Foreign firms investing in the US will someday bring their firms with them - foreign firms who need US presence and will challenge US firms for talent, clients.

Looking at locations where there is a lot of international trade exposure, but also where that exposure is changing at a more rapid rate!

Iii strategy - Mumbai, dubai, shanghai. “Nothing against it,” but there is a bigger picture

Latin America has as much trade activity as Europe. Most of that is Mexico, followed by Brazil & Argentina.

More trade in Europe than in Asia. Last year American businesses invested more into Europe than SWF and individual foreign investors from middle east invested in US.

Demographics - China is an aging population that will have a declining work population within the next 10-20 years. India is looking to grow working population in the course of next few decades.

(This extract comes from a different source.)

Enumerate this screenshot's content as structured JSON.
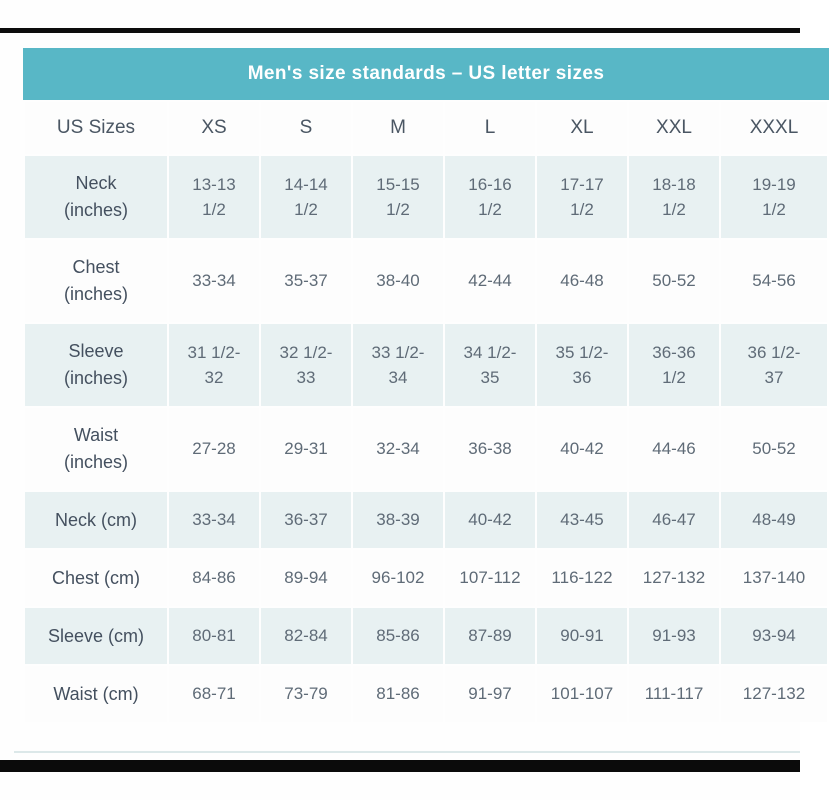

Latin America - growing investment in foreign firms, and declining volume in acquiring (though increase dollar values). There is no clear leader in the Latin American space in terms of legal representation, so there may be an open operation there.

Cross border revenue growing faster than domestic revenue. Almost no firms have in-house capacity to handle cross-border issues.

Two dimensions for competitive landscape - value perception vs size

Clementi law in the UK - will allow foreign equity investment in UK firms.

Firms starting to go public in Australia, will be seeing this in the US?

Office based profitability can drive a wedge to prevent acting as a global firm.